In October 2018 he became a dual Israeli citizen, partly to help Israel's baseball team make the 2020 Olympics.

He pitched for the Israel national baseball team in two relief appearances at the 2020 Summer Olympics in Tokyo in the summer of 2021.
He played for Team Israel in the 2023 World Baseball Classic. He played for Team Israel manager and former All-Star Ian Kinsler, and alongside All-Star outfielder Joc Pederson and pitcher Dean Kremer, among others.

Katz pitched for Team Israel in the 2023 European Baseball Championship in September 2023 in the Czech Republic.

==Business venture; Stadium Custom Kicks ==
Katz, who describes himself as "a big sneakerhead," started a company named Stadium Custom Kicks ("SCK"), which customizes baseball cleats. He began by watching online videos to learn how to paint sneakers, and then purchased paint and developed a design. When he first began customizing cleats, the first pair he customized was for himself for the 2017 World Baseball Classic. Rob Refsnyder, a New York Yankee at the time, saw the design on an Instagram account, and direct-messaged Katz, asking: "Hey, can my friend Aaron and I send in a bunch of cleats?” Refsnyder and a rookie outfielder named Aaron Judge thus became his first major league clients. The company was officially born in August 2019, after Major League Baseball ended its insistence on uniformity in 2018, which had been reflected in its Collective Bargaining Agreement's Footwear Supplier Regulations “51 percent rule,” which required that players’ cleats mainly display their team's primary colors. During the 2019 Players Weekend, more than 100 players wore the brand's custom cleats.

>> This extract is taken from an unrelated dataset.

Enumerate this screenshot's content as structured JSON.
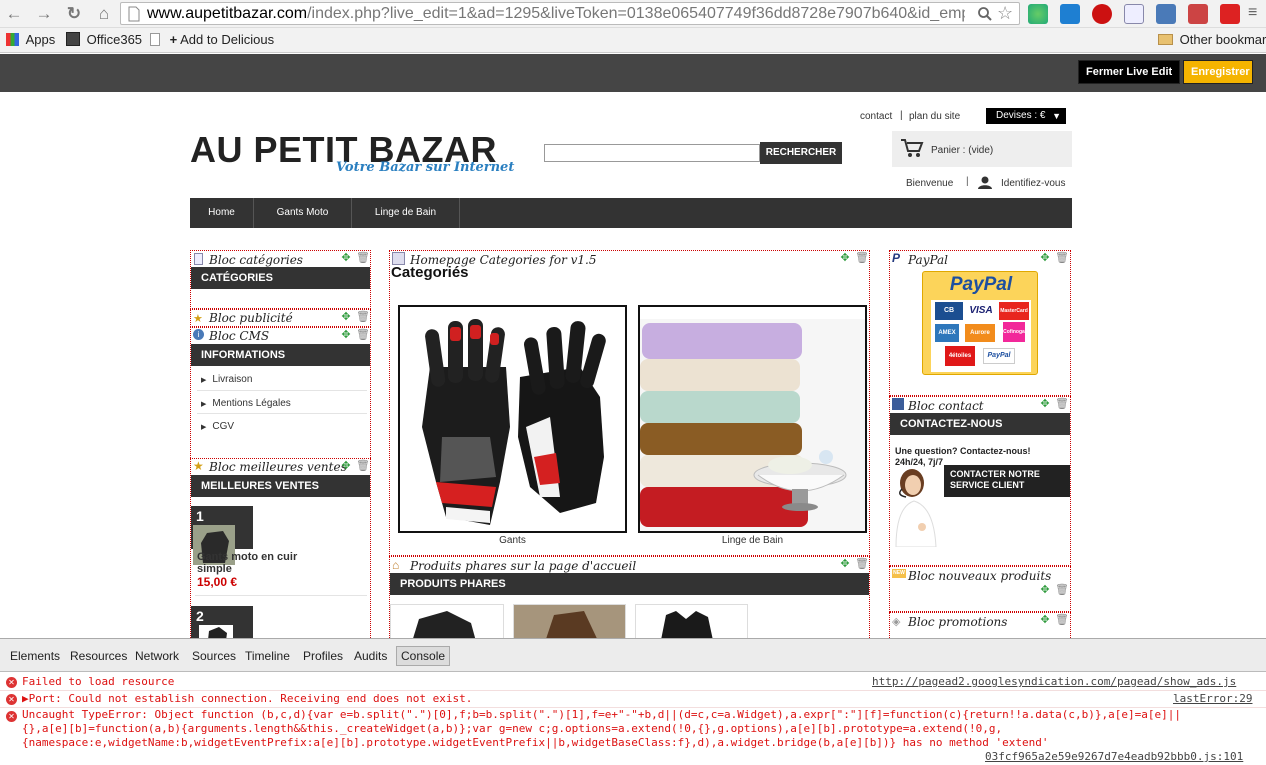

Among the company's clients, which include athletes and celebrities, in addition to Aaron Judge are Fernando Tatis Jr., Joc Pederson, Jose Altuve, Byron Buxton, Robinson Cano, Tony Gonsolin, Kyle Schwarber, Rafael Devers, William Contreras, Jacob deGrom, Edwin Díaz, Marcelo Mayer, Robbie Ray, and a few hundred major leaguers and minor leaguers; 450 of them in the major leagues. Some individual Major League Baseball players have ordered 20 to 30 pairs of cleats in a single season. While two thirds of his custom projects are baseball cleats, football and golf are close behind. In 2022, the company produced approximately 3,000 pairs of cleats, which were sold for $300 to $600 per pair. As of 2023, 43 people work for the company, including 30 artists. A player works with a designer, and the shoe model a player chooses is sent to one of the artists, who use Jacquard Airbrush Color, which is available in 57 colors and can be mixed to create more.